The match ends with Fritz, supposedly beaten senseless, lying prone on a solid wooden table until flattened by an opponent's flying leg drop. The impact destroys the table and, apparently, Fritz.

He lies motionless on the mat for some time before hobbling backstage, his face contorted with agony. The moment he's beyond the curtain, however, his smile returns.

Sure, crashing through the table hurt -- it hurt like hell -- but Fritz insists the temporary pain is a small price to pay for doing what he loves.

"I wrestle for a living, man," he says. "It's awesome. How many people get to live their dreams?"

Reso forces a cocky smirk onto his face and steps onto the ramp leading to the ring. The crowd explodes.

Either he has overcome his jitters, or he is very adept at hiding them.

When the bell rings, the match between Reso and Jeff Jarrett unfolds as rehearsed earlier in the day, a back-and-forth battle.

Jarrett, the quintessential bad guy, cheats at the earliest opportunity, using his favourite illegal weapon.

The acoustic guitar explodes into shards over Reso's skull and he collapses to the mat in a heap.

The referee isn't looking. In pro wrestling, the referee is rarely looking.

The guitar shot is a trademark move of the champion.

The crowd erupts in a chorus of boos. Die-hard fans, many of whom lined up for eight hours to see this match, know the guitar shot usually means a victory for Jarrett.

Jarrett pins Reso, the referee comes out of his stupor and counts: one . . . two . . .

Reso thrusts his shoulder off the mat, breaking the count. The roar of the crowd is ear-splitting.

Reso's escape from the pin is, of course, part of the script. And the fans realize it. Promoters long ago gave up presenting their product as anything but athletic theatrics, a rope opera.

This match, like all pro wrestling matches, is a raucous (im)morality play between good and evil. Low theatre, yes, but theatre all the same.

And the fans, their disbelief happily suspended, are in a frenzy, hollering at Reso to get up and fight.

So he does. After a series of semi-solid punches, he drives Jarrett face-first into the mat with his signature move, "The Unprettier."

Pin. One, two, three.

Fireworks explode over the ring, punctuating the din of the crowd. Dozens of fans hurdle the security barricade and clamber into the ring to celebrate with a misty-eyed Reso.
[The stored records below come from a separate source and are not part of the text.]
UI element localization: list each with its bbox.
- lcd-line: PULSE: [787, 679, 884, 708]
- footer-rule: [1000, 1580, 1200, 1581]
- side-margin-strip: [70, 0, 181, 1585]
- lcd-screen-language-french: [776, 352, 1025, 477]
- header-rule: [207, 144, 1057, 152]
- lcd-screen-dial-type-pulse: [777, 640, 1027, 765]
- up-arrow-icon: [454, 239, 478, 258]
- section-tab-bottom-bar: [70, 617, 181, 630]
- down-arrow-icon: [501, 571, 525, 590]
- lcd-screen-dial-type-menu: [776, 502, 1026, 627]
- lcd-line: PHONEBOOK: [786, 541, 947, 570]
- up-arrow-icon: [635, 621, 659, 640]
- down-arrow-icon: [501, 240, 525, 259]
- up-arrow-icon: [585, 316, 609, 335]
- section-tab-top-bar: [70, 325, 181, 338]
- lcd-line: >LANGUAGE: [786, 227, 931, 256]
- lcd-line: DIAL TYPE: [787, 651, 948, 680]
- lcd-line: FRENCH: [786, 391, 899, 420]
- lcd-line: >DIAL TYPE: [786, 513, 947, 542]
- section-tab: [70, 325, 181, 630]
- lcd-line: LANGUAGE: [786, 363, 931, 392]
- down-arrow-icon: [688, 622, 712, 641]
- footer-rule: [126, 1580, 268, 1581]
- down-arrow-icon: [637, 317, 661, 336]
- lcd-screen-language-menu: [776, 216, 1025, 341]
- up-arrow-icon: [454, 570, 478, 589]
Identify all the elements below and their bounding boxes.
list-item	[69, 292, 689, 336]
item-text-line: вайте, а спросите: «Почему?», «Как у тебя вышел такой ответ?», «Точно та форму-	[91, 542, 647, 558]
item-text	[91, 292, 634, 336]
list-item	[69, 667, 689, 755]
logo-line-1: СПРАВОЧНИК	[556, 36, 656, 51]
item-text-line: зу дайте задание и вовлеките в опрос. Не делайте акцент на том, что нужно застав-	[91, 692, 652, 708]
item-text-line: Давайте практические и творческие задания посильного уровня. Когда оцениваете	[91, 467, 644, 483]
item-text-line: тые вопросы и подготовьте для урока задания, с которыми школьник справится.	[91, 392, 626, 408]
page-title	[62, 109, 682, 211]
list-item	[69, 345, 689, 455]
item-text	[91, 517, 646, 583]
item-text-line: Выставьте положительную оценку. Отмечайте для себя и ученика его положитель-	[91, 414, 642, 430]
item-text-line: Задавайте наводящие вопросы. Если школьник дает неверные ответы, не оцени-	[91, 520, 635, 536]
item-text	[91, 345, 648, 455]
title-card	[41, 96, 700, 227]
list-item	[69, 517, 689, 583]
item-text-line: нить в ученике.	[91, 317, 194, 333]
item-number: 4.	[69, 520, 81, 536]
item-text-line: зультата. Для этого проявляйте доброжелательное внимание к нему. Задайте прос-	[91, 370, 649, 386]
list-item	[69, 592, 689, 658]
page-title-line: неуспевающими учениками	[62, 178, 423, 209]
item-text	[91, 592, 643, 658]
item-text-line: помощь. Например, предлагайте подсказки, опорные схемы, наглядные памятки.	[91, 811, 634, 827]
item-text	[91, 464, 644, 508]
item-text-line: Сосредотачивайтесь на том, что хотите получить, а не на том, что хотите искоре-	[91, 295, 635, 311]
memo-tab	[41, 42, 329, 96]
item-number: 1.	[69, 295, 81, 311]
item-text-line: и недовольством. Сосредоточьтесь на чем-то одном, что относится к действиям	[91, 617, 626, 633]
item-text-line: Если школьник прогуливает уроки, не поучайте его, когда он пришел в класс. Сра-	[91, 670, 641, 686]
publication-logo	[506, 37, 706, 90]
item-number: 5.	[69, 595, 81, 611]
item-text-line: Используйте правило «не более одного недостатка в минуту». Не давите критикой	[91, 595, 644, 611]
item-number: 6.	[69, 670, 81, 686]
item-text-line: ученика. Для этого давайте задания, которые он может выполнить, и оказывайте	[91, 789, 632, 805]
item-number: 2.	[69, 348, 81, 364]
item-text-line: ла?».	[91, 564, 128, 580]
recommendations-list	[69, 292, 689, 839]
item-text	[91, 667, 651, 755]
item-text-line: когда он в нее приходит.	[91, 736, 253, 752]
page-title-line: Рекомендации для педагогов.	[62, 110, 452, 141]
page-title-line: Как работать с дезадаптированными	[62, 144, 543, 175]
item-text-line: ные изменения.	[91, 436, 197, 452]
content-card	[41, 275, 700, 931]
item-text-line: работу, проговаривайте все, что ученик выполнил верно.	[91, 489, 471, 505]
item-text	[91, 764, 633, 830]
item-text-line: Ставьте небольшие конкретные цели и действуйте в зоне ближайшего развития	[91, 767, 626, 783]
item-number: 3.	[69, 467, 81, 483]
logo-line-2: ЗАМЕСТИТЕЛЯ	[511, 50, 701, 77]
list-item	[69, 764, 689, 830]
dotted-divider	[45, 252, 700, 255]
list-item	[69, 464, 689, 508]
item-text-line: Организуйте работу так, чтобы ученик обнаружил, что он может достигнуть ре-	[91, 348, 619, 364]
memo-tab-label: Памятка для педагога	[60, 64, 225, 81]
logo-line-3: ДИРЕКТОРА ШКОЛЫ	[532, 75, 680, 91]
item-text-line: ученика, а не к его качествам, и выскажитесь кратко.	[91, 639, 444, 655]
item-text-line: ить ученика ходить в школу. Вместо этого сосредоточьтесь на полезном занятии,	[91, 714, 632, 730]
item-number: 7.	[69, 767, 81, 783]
They hoist him onto their shoulders and he holds his new title belt high.

When he eventually makes it backstage, he's quiet again.

For a few minutes, he sits alone in a curtained-off area, away from the other wrestlers waiting to congratulate him. He stares at the title belt.

Though every wrestling league has a so-called world championship, TNA owns the rights to a title that has actually been passed down through a century of champions -- wrestlers who Reso idolized as a child.

One of them, Dory Funk Jr., who won the title 37 years earlier, is backstage. When Reso was still a rookie a decade ago, Funk helped teach him the ropes.

Reso spots his mentor, walks over to him and embraces him in a tight hug.

"Thank you for everything" Reso whispers. "Thank you."

Funk, still an imposing figure at 64 years old, is near tears.

"You deserve this," Funk replies. "You earned it."